Keep in mind that MPEG-1 was designed to give acceptable performance on the computers of the time, so it is a far lower complexity codec than those which came after it, and explains why current hardware can provide acceptable performance with it even with JS overhead. The standard widely-used codecs roughly have a history like this:
H.261 - first standard DCT-with-motion-compensation codec
MPEG-1 - B frames, variable rates and sizes
MPEG-2/H.262 - interlacing, 4:2:2 and 4:4:4 subsampling, other minor features
H.263 (FLV) - mainly low bitrate improvements, introduction of intra prediction
MPEG-4 part 2 (DivX/Xvid, etc.) - more prediction modes, some very advanced and little-used features (3D shape coding?)
H.264 - different transform, even more prediction modes and features
H.265 - not really familiar enough with this one to say
Also worth noting that this isn't a full MPEG-1 decoder, since it doesn't support B-frames.
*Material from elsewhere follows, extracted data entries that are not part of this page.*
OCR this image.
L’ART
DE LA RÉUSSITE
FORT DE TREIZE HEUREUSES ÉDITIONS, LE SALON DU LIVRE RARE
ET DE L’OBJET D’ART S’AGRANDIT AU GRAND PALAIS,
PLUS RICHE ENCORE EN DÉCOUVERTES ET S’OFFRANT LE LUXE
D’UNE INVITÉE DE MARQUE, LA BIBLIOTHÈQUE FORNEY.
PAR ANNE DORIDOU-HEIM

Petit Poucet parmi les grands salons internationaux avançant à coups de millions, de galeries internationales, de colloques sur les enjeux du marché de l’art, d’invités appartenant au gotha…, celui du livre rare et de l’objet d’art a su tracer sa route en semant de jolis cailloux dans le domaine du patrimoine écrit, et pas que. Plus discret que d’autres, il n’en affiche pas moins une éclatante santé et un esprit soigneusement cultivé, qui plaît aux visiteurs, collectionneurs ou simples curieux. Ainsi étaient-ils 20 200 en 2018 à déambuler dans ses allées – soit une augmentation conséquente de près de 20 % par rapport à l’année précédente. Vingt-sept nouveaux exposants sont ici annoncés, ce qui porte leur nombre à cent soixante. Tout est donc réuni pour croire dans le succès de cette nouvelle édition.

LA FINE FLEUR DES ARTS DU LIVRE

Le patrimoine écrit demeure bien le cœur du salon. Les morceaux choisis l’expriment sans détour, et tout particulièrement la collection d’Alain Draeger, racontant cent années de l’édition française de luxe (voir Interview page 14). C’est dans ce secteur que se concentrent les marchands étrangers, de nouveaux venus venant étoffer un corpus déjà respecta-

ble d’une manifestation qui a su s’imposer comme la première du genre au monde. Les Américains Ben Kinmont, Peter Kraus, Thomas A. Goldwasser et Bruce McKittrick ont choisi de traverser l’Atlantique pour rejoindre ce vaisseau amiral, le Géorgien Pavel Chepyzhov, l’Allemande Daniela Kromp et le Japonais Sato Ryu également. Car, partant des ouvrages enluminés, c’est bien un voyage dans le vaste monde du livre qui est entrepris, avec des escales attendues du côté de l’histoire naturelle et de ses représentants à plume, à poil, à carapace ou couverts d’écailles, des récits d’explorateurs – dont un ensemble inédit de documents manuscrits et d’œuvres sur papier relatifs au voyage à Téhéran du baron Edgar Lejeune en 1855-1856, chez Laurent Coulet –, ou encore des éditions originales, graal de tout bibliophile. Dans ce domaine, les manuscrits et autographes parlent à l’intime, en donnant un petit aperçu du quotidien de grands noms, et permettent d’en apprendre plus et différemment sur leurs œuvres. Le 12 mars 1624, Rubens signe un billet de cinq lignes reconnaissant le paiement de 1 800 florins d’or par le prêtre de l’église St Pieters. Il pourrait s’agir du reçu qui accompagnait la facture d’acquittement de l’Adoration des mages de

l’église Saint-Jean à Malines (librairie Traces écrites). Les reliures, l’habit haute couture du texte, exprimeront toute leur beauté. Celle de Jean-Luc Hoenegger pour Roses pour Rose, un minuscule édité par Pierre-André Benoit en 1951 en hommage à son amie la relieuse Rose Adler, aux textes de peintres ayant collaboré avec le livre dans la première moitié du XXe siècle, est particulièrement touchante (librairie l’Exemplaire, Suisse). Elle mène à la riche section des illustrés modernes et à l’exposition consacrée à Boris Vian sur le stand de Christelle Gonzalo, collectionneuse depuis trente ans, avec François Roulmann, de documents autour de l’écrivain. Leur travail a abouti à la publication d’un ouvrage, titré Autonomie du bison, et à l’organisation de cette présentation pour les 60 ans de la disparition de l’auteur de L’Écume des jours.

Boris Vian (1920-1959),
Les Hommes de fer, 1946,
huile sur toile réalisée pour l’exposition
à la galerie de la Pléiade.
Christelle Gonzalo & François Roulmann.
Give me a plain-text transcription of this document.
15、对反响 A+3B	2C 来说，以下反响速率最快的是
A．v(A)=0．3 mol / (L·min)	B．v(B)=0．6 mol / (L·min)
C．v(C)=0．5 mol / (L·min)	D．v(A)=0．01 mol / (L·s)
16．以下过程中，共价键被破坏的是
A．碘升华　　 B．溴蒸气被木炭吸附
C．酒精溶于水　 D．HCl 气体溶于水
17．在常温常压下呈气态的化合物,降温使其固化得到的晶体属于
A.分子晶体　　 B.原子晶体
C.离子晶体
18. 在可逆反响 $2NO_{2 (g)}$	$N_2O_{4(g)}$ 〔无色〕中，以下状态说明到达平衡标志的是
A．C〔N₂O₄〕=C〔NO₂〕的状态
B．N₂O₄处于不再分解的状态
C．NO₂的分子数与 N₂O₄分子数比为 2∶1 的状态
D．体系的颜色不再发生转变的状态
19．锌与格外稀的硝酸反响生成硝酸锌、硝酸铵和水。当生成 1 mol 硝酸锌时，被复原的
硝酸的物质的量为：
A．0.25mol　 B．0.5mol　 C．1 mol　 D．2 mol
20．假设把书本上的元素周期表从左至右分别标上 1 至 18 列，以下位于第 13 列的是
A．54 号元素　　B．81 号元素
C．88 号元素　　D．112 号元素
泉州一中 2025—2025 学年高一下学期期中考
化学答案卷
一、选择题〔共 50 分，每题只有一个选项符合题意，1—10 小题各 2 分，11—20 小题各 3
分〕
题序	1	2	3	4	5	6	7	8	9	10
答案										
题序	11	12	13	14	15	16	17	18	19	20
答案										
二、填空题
The justification given in the documentation is "no modern encoder seems to use these by default anyway", but B frames are what gives MPEG-1 a significant compression advantage over its predecessor, H.261; so I'd consider this implementation to be closer to an H.261 with variable frame sizes and framerates, which is useful enough.
I almost did a double take when I saw this project.
We used this library two years ago in HS for some low-latency VR streaming. And yes, it's a little CPU-intensive so our smartphones got rather hot.
We tried other streaming protocols (such as H.264) but all of them supplied noticeable latency that made our system disorienting. Only JSMPEG was fast enough for our purposes. It's a fantastic library for any low-latency streaming! Highly recommend it.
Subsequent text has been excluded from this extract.